The Canadian government on Thursday set a date of January 2020 to begin enforcing methane emissions reduction requirements on the oil and gas industry.
The target surfaced in the formal Canada Gazette publication of planned regulations. It’s the latest step toward carrying out an environmental promise dating back to the current Liberal government’s 2015 election campaign.
No change is made to the pledge to try for reductions of 40-45% below 2012 levels as of 2025, or to previously posted regulation drafts. The plan continues to schedule gradual implementation of emissions controls by implementing annual rule changes.

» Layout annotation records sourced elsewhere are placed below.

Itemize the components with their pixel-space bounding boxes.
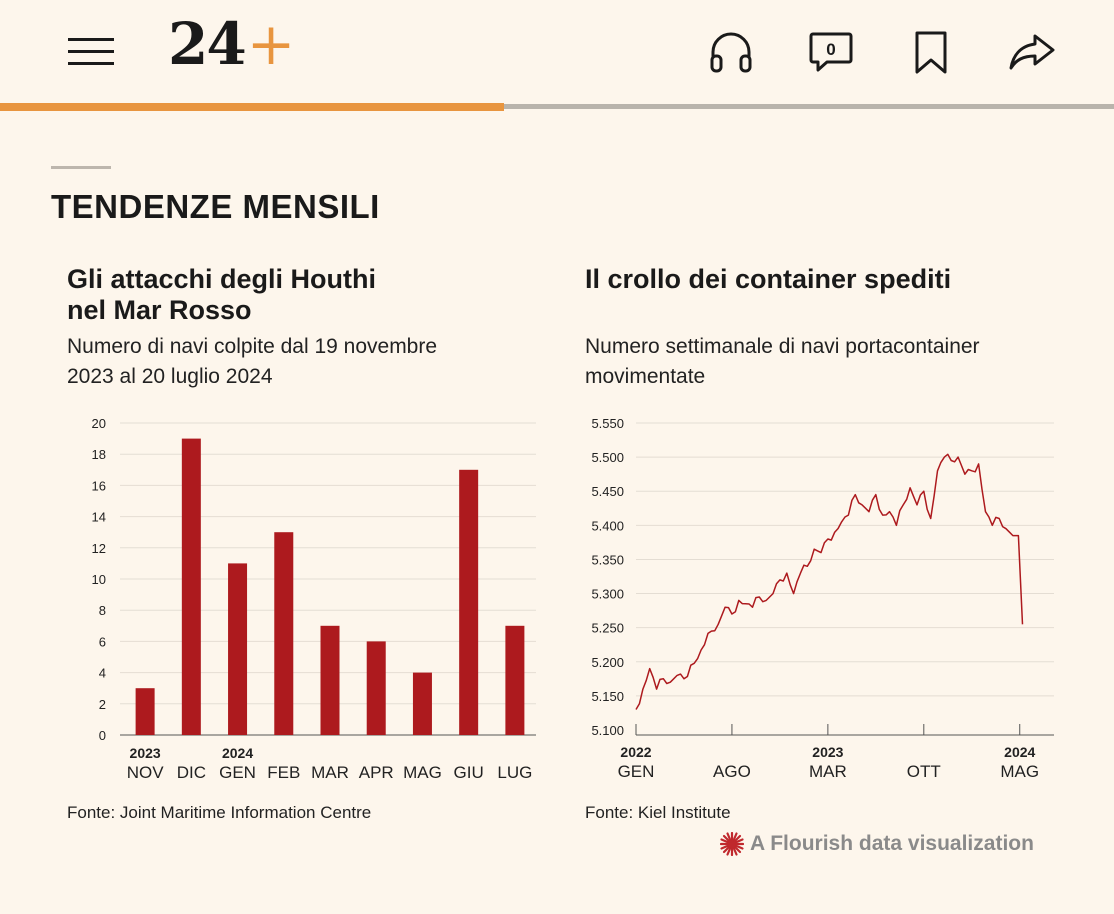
left-chart-title: Gli attacchi degli Houthi nel Mar Rosso bbox=[67, 264, 376, 326]
right-chart-source: Fonte: Kiel Institute bbox=[585, 803, 731, 822]
bar-x-year-label: 2023 bbox=[130, 745, 161, 761]
line-x-tick-label: AGO bbox=[713, 762, 751, 781]
headphones-icon[interactable] bbox=[707, 28, 755, 76]
bar-y-tick-label: 0 bbox=[99, 728, 106, 743]
line-x-year-label: 2022 bbox=[620, 744, 651, 760]
line-y-tick-label: 5.150 bbox=[591, 689, 624, 704]
line-y-tick-label: 5.100 bbox=[591, 723, 624, 738]
bar-y-tick-label: 18 bbox=[92, 447, 106, 462]
line-y-tick-label: 5.400 bbox=[591, 518, 624, 533]
section-title: TENDENZE MENSILI bbox=[51, 188, 380, 225]
bar-y-tick-label: 2 bbox=[99, 697, 106, 712]
bar-x-tick-label: DIC bbox=[177, 763, 206, 782]
right-chart-title: Il crollo dei container spediti bbox=[585, 264, 952, 294]
bar-x-tick-label: APR bbox=[359, 763, 394, 782]
share-icon[interactable] bbox=[1007, 28, 1055, 76]
flourish-credit-link[interactable]: A Flourish data visualization bbox=[720, 832, 1034, 856]
bar-x-tick-label: LUG bbox=[497, 763, 532, 782]
left-chart-source: Fonte: Joint Maritime Information Centre bbox=[67, 803, 372, 822]
line-x-year-label: 2024 bbox=[1004, 744, 1035, 760]
reading-progress-bar bbox=[0, 103, 1114, 111]
line-x-year-label: 2023 bbox=[812, 744, 843, 760]
flourish-label: A Flourish data visualization bbox=[750, 832, 1034, 855]
reading-progress-fill bbox=[0, 103, 504, 111]
bar-dic bbox=[181, 438, 201, 735]
bar-x-tick-label: MAR bbox=[311, 763, 349, 782]
line-y-tick-label: 5.200 bbox=[591, 655, 624, 670]
bar-lug bbox=[505, 625, 525, 735]
bar-x-tick-label: GIU bbox=[454, 763, 484, 782]
bar-nov bbox=[135, 688, 155, 735]
bar-x-tick-label: MAG bbox=[403, 763, 442, 782]
line-x-tick-label: GEN bbox=[618, 762, 655, 781]
bar-y-tick-label: 20 bbox=[92, 416, 106, 431]
line-y-tick-label: 5.350 bbox=[591, 552, 624, 567]
line-y-tick-label: 5.450 bbox=[591, 484, 624, 499]
bar-y-tick-label: 4 bbox=[99, 666, 106, 681]
site-header: 24+ 0 bbox=[0, 0, 1114, 105]
left-chart-title-line1: Gli attacchi degli Houthi bbox=[67, 264, 377, 294]
bar-y-tick-label: 8 bbox=[99, 603, 106, 618]
bar-mag bbox=[412, 672, 432, 735]
right-chart-subtitle-line1: Numero settimanale di navi portacontaine… bbox=[585, 335, 980, 358]
bar-feb bbox=[274, 532, 294, 735]
left-chart-subtitle-line1: Numero di navi colpite dal 19 novembre bbox=[67, 335, 438, 358]
section-rule bbox=[51, 166, 111, 169]
bar-y-tick-label: 14 bbox=[92, 510, 106, 525]
menu-icon[interactable] bbox=[68, 36, 114, 68]
bar-apr bbox=[366, 641, 386, 735]
bar-x-tick-label: GEN bbox=[219, 763, 256, 782]
comment-icon[interactable]: 0 bbox=[807, 28, 855, 76]
line-y-tick-label: 5.500 bbox=[591, 450, 624, 465]
bar-chart: 0 2 4 6 8 10 12 14 16 18 20 NOV 2023 DIC GEN 2024 FEB MAR… bbox=[92, 416, 536, 782]
bar-y-tick-label: 16 bbox=[92, 478, 106, 493]
left-chart-subtitle-line2: 2023 al 20 luglio 2024 bbox=[67, 365, 273, 388]
line-x-tick-label: MAR bbox=[809, 762, 847, 781]
line-x-tick-label: MAG bbox=[1000, 762, 1039, 781]
line-series-path bbox=[635, 453, 1024, 710]
comments-count: 0 bbox=[826, 40, 835, 59]
bar-giu bbox=[459, 469, 479, 735]
bar-x-tick-label: NOV bbox=[127, 763, 165, 782]
flourish-burst-icon bbox=[720, 832, 744, 856]
bar-x-tick-label: FEB bbox=[267, 763, 300, 782]
bar-y-tick-label: 6 bbox=[99, 634, 106, 649]
left-chart-subtitle: Numero di navi colpite dal 19 novembre 2… bbox=[67, 332, 437, 392]
line-x-tick-label: OTT bbox=[907, 762, 941, 781]
bar-y-tick-label: 12 bbox=[92, 541, 106, 556]
right-chart-subtitle-line2: movimentate bbox=[585, 365, 706, 388]
right-chart-subtitle: Numero settimanale di navi portacontaine… bbox=[585, 332, 980, 392]
logo-plus: + bbox=[246, 10, 296, 78]
logo-main: 24 bbox=[168, 10, 247, 78]
site-logo[interactable]: 24+ bbox=[168, 10, 296, 78]
line-y-tick-label: 5.250 bbox=[591, 621, 624, 636]
bookmark-icon[interactable] bbox=[907, 28, 955, 76]
bar-y-tick-label: 10 bbox=[92, 572, 106, 587]
bar-x-year-label: 2024 bbox=[222, 745, 253, 761]
bar-gen bbox=[228, 563, 248, 735]
left-chart-title-line2: nel Mar Rosso bbox=[67, 295, 252, 325]
line-chart: 5.100 5.150 5.200 5.250 5.300 5.350 5.400 5.450… bbox=[591, 416, 1054, 781]
line-y-tick-label: 5.300 bbox=[591, 587, 624, 602]
line-y-tick-label: 5.550 bbox=[591, 416, 624, 431]
bar-mar bbox=[320, 625, 340, 735]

Leaks, venting and equipment exhaust are all covered by the highly technical scheme. The cleanup is forecast to cost the industry a total of C$3.9 billion ($3.1 billion) in installments averaging C$230 million ($184 million) over an extended implementation period through 2035. Government economists predict captured methane emissions will help pay the bills by generating about C$1 billion in gas sales.
The final shape of the national methane cleanup remains unsettled because the fossil fuel producing provinces — especially Alberta, British Columbia (BC) and Saskatchewan — have primary constitutional responsibility for resource development.
Federal government explanations of the newly published regulations explain that they are intended as a “backstop” to ensure the provinces take action.
“Provinces and territories can put in place methane regulations that make sense, given their circumstances, provided they can clearly demonstrate emission reductions equivalent to the federal measures,” the notice said. “Environment and Climate Change Canada is open to discussing the establishment of equivalency agreements, under the Canadian Environmental Protection Act, 1999, with interested provinces.”
The regulation publication was unveiled with considerable political emphasis at an Ottawa news conference with Environment Minister Catherine McKenna and Natural Resources Minister Jim Carr.
The event garnered political favor in the United States, where the Environmental Defense Fund circulated a statement applauding Canada for setting an example that should be followed by all fossil fuel producing countries.
The Canadian ministers, meanwhile, also released extensive reviews explaining previously announced marine safety measures to prevent spills by increased oil tanker traffic. The actions were devised in 2016 when the federal cabinet approved Kinder Morgan Canada Ltd.’s expansion project for the Trans Mountain Pipeline from Alberta to the Pacific coast of BC, where environmental, provincial and local government, and native opposition continues to stall construction.